Estos cuentos son probablemente los más densos, ricos y llenos de asociaciones que Alice Munro ha compuesto, como si no pudiese apartar la mirada de la patria original de su imaginación. Pero El sueño de mi madre y Enemigo, amigo, amante... comprenden también cuentos de argumento moderno, ambientados en 1999 o en el 2000. Como toda verdadera escritora, Munro siente la obligación y el placer de mirar a su alrededor, de seguir las mínimas modas, de escuchar el lenguaje de los muchachos y de las muchachas, de entrar en un negocio, presintiendo lo que está por suceder en las ciudades y en los pueblos de Canadá. El presente es muy ligero: nació esta mañana y mañana no estará ya: está lleno de encanto y de gracia, como todo lo que es efímero; pero ha perdido el volumen y el espesor que distinguía al pasado. No tiene raíces: quizá no tiene futuro. A veces es insoportable: como cuando Munro trata de representar una party de intelectuales. Es un argumento que Horacio y Boileau, si estuvieran vivos, habrían proscrito de los temas dados a un narrador.
En los últimos años, al menos en Canadá, ha sucedido algo irreparable. Los hombres han desaparecido: hacen hijos distraídamente en los vagones-cama o sobre divanes (casi nunca sobre un lecho conyugal) y después se eclipsan, huyen a escribir pésimos libros o a cumplir pomposamente uno de esos trabajos (presidentes de la república, ministros, administradores, delegados, jefes), de los cuales el mundo no tiene la más mínima necesidad. Las mujeres permanecen, y se juntan en grupos, generaciones: la abuela, la madre, la hija, la viuda del hijo, alguna niña adicional, nacida quién sabe dónde y cómo. Nunca han estado tan bien juntas: mucho mejor que cuando, hace una o dos generaciones, usaban guantes y sombreros de ala ancha con un velo, y dictaban leyes en los salones.
Por lo general no tienen mucho dinero, porque viven en unas perpetuas vacaciones a las orillas del mar o de los lagos, en una suspensión de la vida, que es quizá el único modo decente de existir.

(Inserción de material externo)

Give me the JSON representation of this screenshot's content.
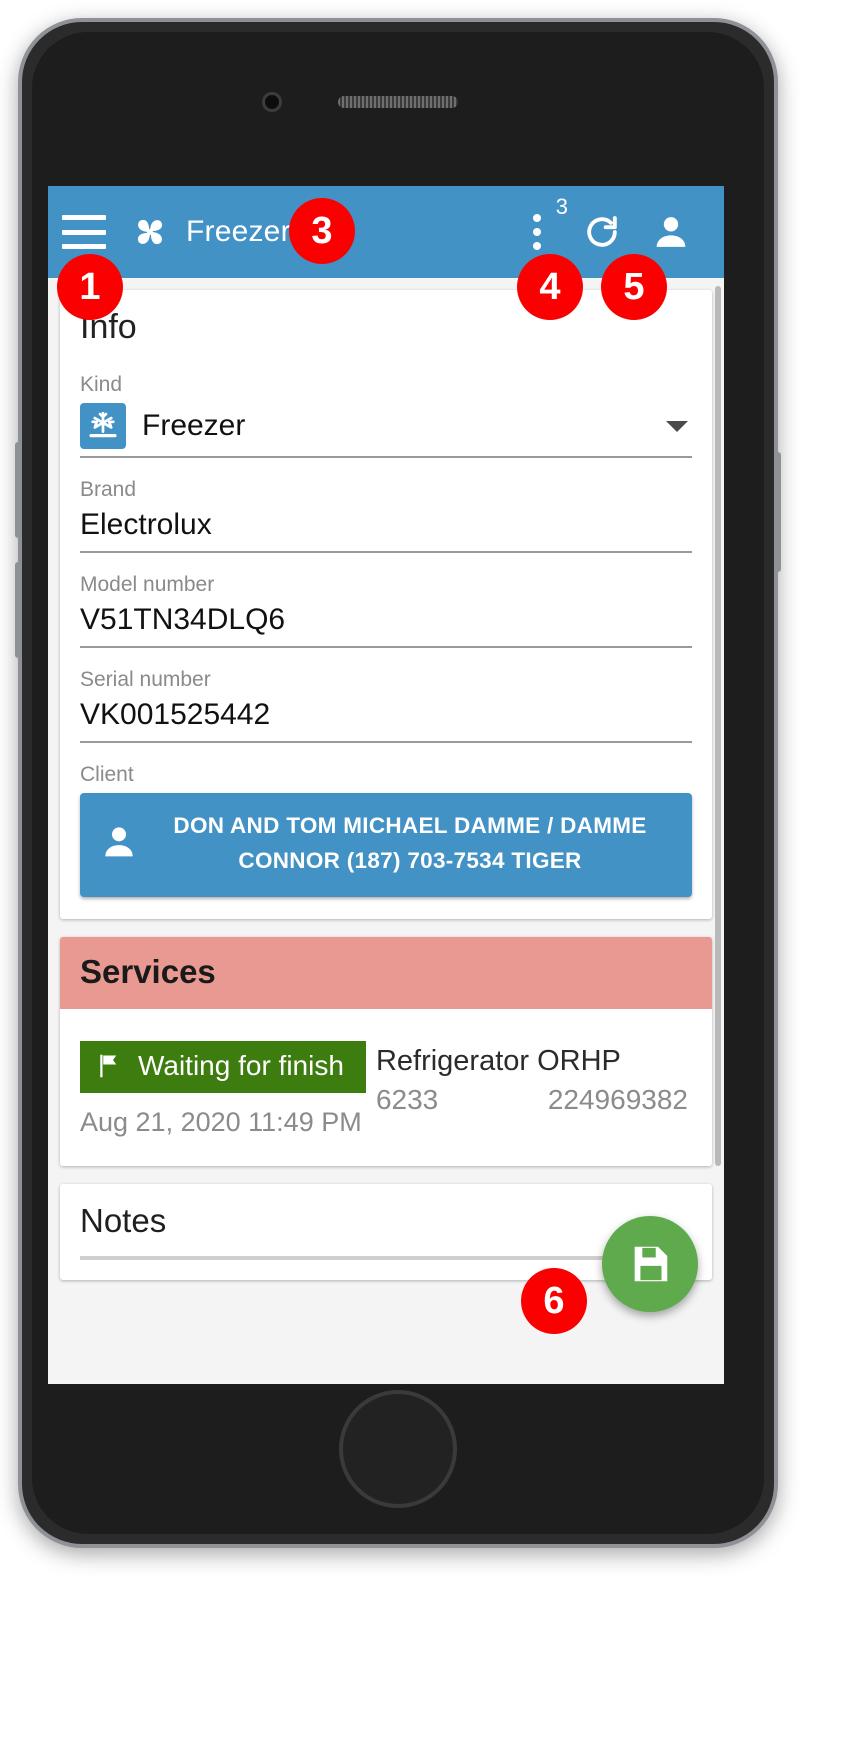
{
  "appbar": {
    "menu_icon": "hamburger-menu-icon",
    "logo_icon": "pinwheel-logo-icon",
    "title": "Freezer",
    "overflow_icon": "overflow-menu-icon",
    "overflow_badge": "3",
    "refresh_icon": "refresh-icon",
    "account_icon": "account-person-icon"
  },
  "info": {
    "title": "Info",
    "kind": {
      "label": "Kind",
      "value": "Freezer",
      "icon": "freezer-snowflake-icon",
      "caret": "chevron-down-icon"
    },
    "brand": {
      "label": "Brand",
      "value": "Electrolux"
    },
    "model": {
      "label": "Model number",
      "value": "V51TN34DLQ6"
    },
    "serial": {
      "label": "Serial number",
      "value": "VK001525442"
    },
    "client": {
      "label": "Client",
      "icon": "person-icon",
      "line1": "DON AND TOM MICHAEL DAMME / DAMME",
      "line2": "CONNOR (187) 703-7534 TIGER"
    }
  },
  "services": {
    "title": "Services",
    "items": [
      {
        "status": "Waiting for finish",
        "status_icon": "flag-icon",
        "date": "Aug 21, 2020 11:49 PM",
        "name": "Refrigerator ORHP",
        "number_left": "6233",
        "number_right": "224969382"
      }
    ]
  },
  "notes": {
    "title": "Notes"
  },
  "fab": {
    "icon": "save-floppy-icon"
  },
  "markers": {
    "m1": "1",
    "m3": "3",
    "m4": "4",
    "m5": "5",
    "m6": "6"
  },
  "colors": {
    "appbar": "#4292c6",
    "services_header": "#e89a92",
    "status_chip": "#3d7c0f",
    "fab": "#5faa4c",
    "marker": "#fb0000"
  }
}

Así, estos cuentos hablan sobre todo de cosas de mujeres: como planchar los ojales de lado y no de frente ("de modo que no se vea la marca del metal"), tales como el uso de una camiseta ligera, como afrontar la ruptura de las aguas, los gritos de los bebés, la educación de los niños, las separaciones, los divorcios, las raras relaciones con los maridos. Pase lo que pase, el mundo femenino conserva una forma, que el resquebrajado mundo masculino ha perdido completamente; y a veces "una gracia plena, tranquila, clásica, obtenida con la abnegación y el sentido del deber".

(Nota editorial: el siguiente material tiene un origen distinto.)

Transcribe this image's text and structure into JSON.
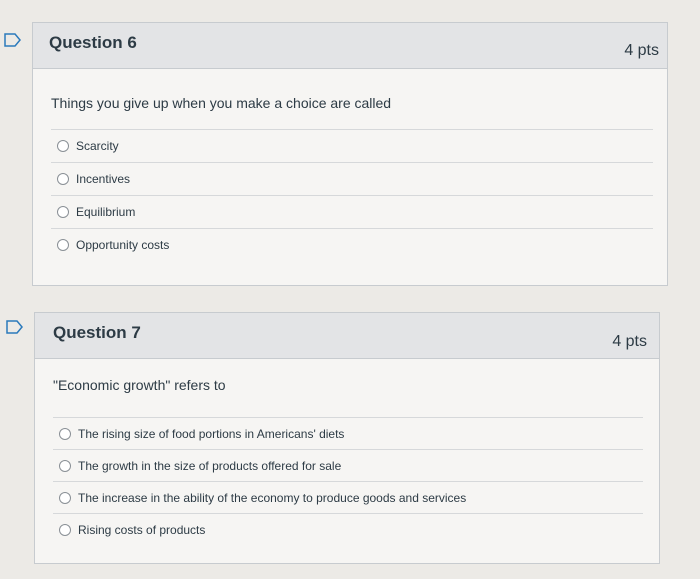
{
  "questions": [
    {
      "title": "Question 6",
      "points": "4 pts",
      "text": "Things you give up when you make a choice are called",
      "answers": [
        "Scarcity",
        "Incentives",
        "Equilibrium",
        "Opportunity costs"
      ]
    },
    {
      "title": "Question 7",
      "points": "4 pts",
      "text": "\"Economic growth\" refers to",
      "answers": [
        "The rising size of food portions in Americans' diets",
        "The growth in the size of products offered for sale",
        "The increase in the ability of the economy to produce goods and services",
        "Rising costs of products"
      ]
    }
  ],
  "icons": {
    "flag": "bookmark-flag-icon"
  }
}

Las mujeres se arrastran detrás de los niños y hay comedia. Los niños corren en enjambres a lo largo de mares y ríos: no saben nada de lo que ha sucedido hace treinta años: pero tienen una imaginación inmensa, como en los tiempos de Homero, aunque ahora la aplican a naves espaciales, en vez de aplicarla a los caballos de Aquiles; y bajo los amorosos y distraídos ojos de las mujeres, charlan y parlotean, preparando, sin saberlo, el futuro que nosotros no conocíamos y que se vislumbra en los claros ojos lastimeros. En cuanto a la comedia, se ha vuelto un tema exclusivamente femenino. Los hombres ya no se ríen o siempre sospechan. El sueño de mi madre cuenta las penas de una niña que rechaza el consuelo de la madre: "Es como un temporal –persistente, excesivo, y sin embargo, en cierto sentido también puro, espontáneo. Ella sabe más de reproches que de súplicas: nace de una rabia implacable, una rabia innata y carente tanto de amor como de compasión, a punto de estallarle el cerebro dentro del cráneo". Es sólo el llanto de una lactante: pero Munro lo orquesta con una genialidad demoniaca y divertidísima, como si fuese el nuevo Hoffman del siglo XX.